Using the "Switch to Class..." on the base row will take you to that class ie to the parent of the displayed class.


XML Editor

Clicking on the "Show MP XML…" will open the management pack in a XML editor (default notepad, in this screen shot configured to Notepad++).


Properties Tab

The Properties tab shows all the direct properties on the work item selected eg Incident. It shows the internal name, display name and type of property. It is an easy way to see all the properties quickly.


Relationships Tab

By clicking on the Relationships tab you will be able to find the relationships associated with the work item. This can be important when dealing with third party products and in this case I have highlighted a relationship used by Xapity Transfer.

Exposing these details is very useful when writing PowerShell scripts when you need to define the relationships for the work item.


Objects Tab - Load Objects

But what is even better than seeing the structure, is to see actual data. I find it easier to relate to the structure when I can see the actual data and it makes it easier to see what a relationship is used for.

Use the Objects tab and the Load Objects button to view all incidents in this case. My data is not great as this is a test lab. In production this will return all incidents from the Operational database - which may be a lot of data.


Objects Tab - View Details

By clicking the View Details button you can see all the properties on the work item (incident in this case).


And you can also all the data connected to the work item by a relationship. You can also click on the object to see what the details and actual data of the object. Again very useful to map this out with real data so that when you are creating scripts or SQL queries you know where the data is and what relationship to use to get to it.


Enumerations

As if that wasn't enough, the Entity Explorer lets you look at the Enumerations used in Service Manager.

Click on the side tab and it opens up a tree view using the internal ID name of all the Enums in Service Manager. I have clicked on a custom value (Help Desk) in the Incident Tier Queue. This provides a nice way to get the Enum ID which again is useful for PowerShell scripting.

Again you can open the management pack XML and switch to the parent object.
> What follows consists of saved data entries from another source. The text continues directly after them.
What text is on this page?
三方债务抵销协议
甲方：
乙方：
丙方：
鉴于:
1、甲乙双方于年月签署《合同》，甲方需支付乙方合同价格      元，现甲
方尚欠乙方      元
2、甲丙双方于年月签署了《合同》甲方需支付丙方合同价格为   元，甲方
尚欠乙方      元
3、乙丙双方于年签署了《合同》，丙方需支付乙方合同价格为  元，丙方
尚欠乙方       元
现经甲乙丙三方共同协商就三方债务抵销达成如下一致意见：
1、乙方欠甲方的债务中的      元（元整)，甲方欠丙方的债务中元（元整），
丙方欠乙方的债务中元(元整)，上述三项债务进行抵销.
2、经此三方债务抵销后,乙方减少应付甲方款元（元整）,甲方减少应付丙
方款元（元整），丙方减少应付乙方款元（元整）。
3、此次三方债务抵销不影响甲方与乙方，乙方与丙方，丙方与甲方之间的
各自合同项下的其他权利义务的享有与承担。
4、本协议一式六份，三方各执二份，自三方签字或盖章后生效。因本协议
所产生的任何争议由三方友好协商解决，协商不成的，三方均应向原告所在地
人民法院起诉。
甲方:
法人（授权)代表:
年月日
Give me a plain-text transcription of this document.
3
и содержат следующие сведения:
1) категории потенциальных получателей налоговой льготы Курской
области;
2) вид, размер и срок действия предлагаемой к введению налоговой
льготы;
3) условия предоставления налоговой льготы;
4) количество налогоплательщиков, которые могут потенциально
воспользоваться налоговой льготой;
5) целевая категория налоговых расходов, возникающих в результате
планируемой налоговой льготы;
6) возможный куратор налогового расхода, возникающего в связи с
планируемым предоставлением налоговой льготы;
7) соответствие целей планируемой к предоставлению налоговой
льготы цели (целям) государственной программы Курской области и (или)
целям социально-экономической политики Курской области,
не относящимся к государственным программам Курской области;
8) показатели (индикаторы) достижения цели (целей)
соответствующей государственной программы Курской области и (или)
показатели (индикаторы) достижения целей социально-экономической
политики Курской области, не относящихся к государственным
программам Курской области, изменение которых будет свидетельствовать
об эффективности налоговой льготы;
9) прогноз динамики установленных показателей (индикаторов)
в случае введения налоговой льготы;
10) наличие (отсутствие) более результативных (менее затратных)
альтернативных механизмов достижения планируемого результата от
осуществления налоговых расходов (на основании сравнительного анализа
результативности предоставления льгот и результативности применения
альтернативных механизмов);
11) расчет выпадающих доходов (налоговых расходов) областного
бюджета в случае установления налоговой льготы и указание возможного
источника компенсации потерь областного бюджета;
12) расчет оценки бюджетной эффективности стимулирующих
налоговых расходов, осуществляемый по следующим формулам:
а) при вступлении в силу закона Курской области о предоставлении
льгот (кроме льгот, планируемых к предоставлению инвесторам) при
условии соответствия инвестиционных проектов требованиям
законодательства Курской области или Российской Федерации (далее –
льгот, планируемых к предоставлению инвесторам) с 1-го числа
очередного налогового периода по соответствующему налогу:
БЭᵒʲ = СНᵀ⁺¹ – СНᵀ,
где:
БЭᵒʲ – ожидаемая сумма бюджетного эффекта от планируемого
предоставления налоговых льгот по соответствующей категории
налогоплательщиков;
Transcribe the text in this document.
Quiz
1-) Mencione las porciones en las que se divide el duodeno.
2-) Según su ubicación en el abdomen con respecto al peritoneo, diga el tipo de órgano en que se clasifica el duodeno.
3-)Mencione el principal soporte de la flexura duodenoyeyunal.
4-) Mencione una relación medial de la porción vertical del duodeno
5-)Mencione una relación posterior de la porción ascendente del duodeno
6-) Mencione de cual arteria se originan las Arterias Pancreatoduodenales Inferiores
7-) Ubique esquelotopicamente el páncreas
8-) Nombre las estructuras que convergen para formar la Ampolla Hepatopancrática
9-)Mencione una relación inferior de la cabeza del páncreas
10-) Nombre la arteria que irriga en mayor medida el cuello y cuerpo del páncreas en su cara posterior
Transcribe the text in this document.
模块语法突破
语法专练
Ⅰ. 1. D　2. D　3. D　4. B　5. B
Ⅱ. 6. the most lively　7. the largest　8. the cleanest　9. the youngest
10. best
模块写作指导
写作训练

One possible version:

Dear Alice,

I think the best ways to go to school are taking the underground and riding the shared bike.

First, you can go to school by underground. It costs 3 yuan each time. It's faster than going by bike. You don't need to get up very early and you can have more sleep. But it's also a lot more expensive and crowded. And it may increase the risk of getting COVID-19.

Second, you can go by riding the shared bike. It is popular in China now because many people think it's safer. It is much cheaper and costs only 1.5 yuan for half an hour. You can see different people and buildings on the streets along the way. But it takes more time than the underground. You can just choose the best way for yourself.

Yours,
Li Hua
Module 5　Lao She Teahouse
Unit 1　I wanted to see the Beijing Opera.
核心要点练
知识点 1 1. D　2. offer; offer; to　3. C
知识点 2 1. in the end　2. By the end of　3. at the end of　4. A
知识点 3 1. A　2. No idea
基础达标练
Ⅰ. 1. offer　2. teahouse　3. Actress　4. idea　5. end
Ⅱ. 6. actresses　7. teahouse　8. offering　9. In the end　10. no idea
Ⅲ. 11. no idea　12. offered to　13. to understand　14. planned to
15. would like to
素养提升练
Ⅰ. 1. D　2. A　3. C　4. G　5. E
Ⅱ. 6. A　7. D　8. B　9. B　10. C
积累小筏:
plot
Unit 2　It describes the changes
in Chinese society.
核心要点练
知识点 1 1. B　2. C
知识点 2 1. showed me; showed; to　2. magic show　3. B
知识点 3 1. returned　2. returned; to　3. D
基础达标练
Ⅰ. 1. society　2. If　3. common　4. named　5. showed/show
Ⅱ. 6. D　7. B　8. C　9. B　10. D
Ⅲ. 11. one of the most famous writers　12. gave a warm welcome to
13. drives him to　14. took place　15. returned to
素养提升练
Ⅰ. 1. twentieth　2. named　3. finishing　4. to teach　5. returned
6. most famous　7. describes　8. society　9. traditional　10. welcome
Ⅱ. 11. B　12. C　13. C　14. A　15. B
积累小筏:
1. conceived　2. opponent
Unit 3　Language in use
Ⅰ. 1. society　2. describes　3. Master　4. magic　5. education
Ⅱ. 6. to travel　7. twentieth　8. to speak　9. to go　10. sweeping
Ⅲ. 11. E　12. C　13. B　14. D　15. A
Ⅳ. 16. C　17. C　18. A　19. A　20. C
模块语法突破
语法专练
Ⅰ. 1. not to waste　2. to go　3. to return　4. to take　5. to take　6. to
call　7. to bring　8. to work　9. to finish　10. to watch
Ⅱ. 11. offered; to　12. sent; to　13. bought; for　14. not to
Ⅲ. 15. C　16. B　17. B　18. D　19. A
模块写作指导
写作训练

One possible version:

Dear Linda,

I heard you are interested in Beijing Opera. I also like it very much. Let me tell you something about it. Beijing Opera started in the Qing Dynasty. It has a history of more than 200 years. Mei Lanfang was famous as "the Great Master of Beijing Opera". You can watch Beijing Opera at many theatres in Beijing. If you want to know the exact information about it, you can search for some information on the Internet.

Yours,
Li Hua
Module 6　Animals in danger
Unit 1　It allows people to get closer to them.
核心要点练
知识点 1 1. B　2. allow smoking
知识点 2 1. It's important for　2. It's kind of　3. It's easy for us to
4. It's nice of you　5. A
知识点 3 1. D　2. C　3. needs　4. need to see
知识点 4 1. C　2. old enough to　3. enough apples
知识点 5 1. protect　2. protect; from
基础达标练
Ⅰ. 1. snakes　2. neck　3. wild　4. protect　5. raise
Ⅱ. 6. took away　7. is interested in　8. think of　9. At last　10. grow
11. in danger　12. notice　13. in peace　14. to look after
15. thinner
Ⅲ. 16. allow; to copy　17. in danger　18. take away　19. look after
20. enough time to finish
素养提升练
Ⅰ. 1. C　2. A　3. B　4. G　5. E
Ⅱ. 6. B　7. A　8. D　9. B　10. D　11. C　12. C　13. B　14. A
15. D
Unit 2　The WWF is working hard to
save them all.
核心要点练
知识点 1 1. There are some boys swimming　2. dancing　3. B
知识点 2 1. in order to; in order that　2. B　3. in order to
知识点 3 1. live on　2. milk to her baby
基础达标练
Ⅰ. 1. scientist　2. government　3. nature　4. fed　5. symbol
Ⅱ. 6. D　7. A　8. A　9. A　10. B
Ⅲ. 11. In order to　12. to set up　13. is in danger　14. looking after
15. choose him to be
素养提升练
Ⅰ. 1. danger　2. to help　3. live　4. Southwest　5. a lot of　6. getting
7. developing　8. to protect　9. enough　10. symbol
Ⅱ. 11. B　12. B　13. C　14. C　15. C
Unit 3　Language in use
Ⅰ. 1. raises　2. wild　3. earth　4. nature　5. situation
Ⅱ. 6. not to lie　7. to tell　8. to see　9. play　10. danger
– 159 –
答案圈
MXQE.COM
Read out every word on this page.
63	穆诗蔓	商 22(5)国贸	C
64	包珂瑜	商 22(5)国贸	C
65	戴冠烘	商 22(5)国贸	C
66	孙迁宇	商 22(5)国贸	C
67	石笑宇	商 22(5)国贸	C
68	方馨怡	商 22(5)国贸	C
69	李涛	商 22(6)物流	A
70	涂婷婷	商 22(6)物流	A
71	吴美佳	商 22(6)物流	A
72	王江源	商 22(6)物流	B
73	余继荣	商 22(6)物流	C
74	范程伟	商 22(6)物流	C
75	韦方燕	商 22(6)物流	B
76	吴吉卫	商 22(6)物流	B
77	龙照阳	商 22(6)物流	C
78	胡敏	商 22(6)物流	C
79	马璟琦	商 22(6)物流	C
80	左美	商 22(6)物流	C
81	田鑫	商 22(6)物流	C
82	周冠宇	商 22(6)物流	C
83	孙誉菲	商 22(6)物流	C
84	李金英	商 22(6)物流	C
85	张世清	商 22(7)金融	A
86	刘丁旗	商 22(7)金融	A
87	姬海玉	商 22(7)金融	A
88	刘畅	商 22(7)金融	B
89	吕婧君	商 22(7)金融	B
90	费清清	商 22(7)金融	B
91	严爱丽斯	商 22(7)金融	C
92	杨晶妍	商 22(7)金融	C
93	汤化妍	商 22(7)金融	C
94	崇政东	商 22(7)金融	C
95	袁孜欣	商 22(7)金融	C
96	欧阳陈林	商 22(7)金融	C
Because the example above is a custom value it has a rather difficult Internal name, so you can switch to Display name and click refresh to see a more friendly tree view.


Summary

Hopefully this post gives you a better understanding of how to use the SCSM Entity Explorer tool. I find it essential when I am trying to work out why my scripts pull back the wrong information or usually no information.

It has helped me understand how the data is stored in Service Manager and how objects related to each other. Again a big thank you to Dieter Gasser for making the tool.